Olga was wrong. She’d already helped me, with her advice. I’d probably have realised that I ought to form a sphere, but I could have lost precious seconds along the way.

It started getting lighter. The Twilight was still draining our strength – mine with an effort, the boy’s with ease – but now it only had a few cubic metres of space to operate with. The ordinary laws of physics don’t apply here, but there are parallels. A balance was being established between our living bodies and the Twilight.

Either the Twilight would dissolve and release its prey or the boy would remain an inhabitant of the Twilight world. For ever. It’s what happens to magicians who have pushed themselves beyond the limit, either through carelessness or because they have no choice. It’s what happens with novices who don’t know how to protect themselves against the Twilight properly and allow it to take more than they should.
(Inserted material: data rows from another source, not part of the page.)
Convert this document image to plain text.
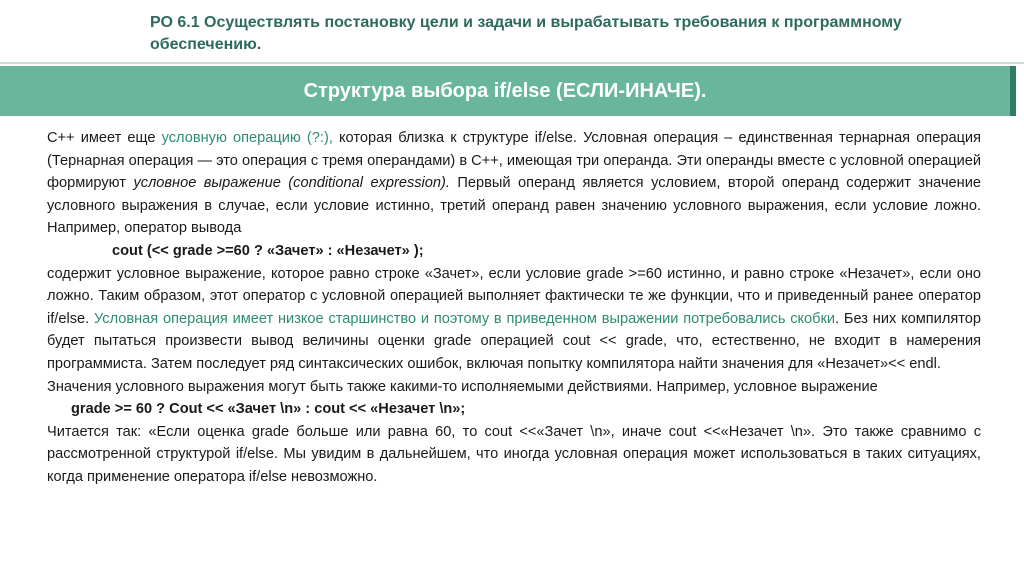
РО 6.1 Осуществлять постановку цели и задачи и вырабатывать требования к программному обеспечению.
Структура выбора if/else (ЕСЛИ-ИНАЧЕ).

С++ имеет еще условную операцию (?:), которая близка к структуре if/else. Условная операция – единственная тернарная операция (Тернарная операция — это операция с тремя операндами) в С++, имеющая три операнда. Эти операнды вместе с условной операцией формируют условное выражение (conditional expression). Первый операнд является условием, второй операнд содержит значение условного выражения в случае, если условие истинно, третий операнд равен значению условного выражения, если условие ложно. Например, оператор вывода

cout (<< grade >=60 ? «Зачет» : «Незачет» );

содержит условное выражение, которое равно строке «Зачет», если условие grade >=60 истинно, и равно строке «Незачет», если оно ложно. Таким образом, этот оператор с условной операцией выполняет фактически те же функции, что и приведенный ранее оператор if/else. Условная операция имеет низкое старшинство и поэтому в приведенном выражении потребовались скобки. Без них компилятор будет пытаться произвести вывод величины оценки grade операцией cout << grade, что, естественно, не входит в намерения программиста. Затем последует ряд синтаксических ошибок, включая попытку компилятора найти значения для «Незачет»<< endl.

Значения условного выражения могут быть также какими-то исполняемыми действиями. Например, условное выражение

grade >= 60 ? Cout << «Зачет \n» : cout << «Незачет \n»;

Читается так: «Если оценка grade больше или равна 60, то cout <<«Зачет \n», иначе cout <<«Незачет \n». Это также сравнимо с рассмотренной структурой if/else. Мы увидим в дальнейшем, что иногда условная операция может использоваться в таких ситуациях, когда применение оператора if/else невозможно.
I looked at Egor: his face was turning grey. He was slipping away into the infinite expanses of the shadow world.

I threw the boy across my right arm, took a penknife out of my left pocket and opened the blade with my teeth.

‘That’s dangerous,’ Olga warned me.

I didn’t answer. I just slashed my wrist.

When the blood spurted out, the Twilight hissed like a red-hot frying pan. Everything blurred. It wasn’t just the loss of the blood, my very life was seeping away with it. I’d ruptured my own defences against the Twilight.

But the dose of energy was too large for it to absorb.

The world turned brighter, my shadow leaped on to the floor and I stepped through it. The rainbow film of the sphere of exclusion burst, releasing us into the everyday world.

CHAPTER 5

A THIN STREAM of blood splashed on to the carpet. The boy was slumped in my arms, still unconscious, but his face was beginning to turn pink. The cat was yowling in the next room as if his throat was being cut.

I lowered Egor on to the sofa, sat down beside him and told Olga to find a bandage.

The owl launched off my shoulder and dashed away like a white streak into the kitchen. She must have slipped into the Twilight on the way, because she was back in a few seconds with a bandage in her beak.

Egor opened his eyes just at the moment when I took the bandage from the owl and started binding up my wrist. He asked:

‘Who’s that?’

‘An owl. Surely you can see that!’

‘What happened to me?’ he asked. His voice was hardly trembling at all.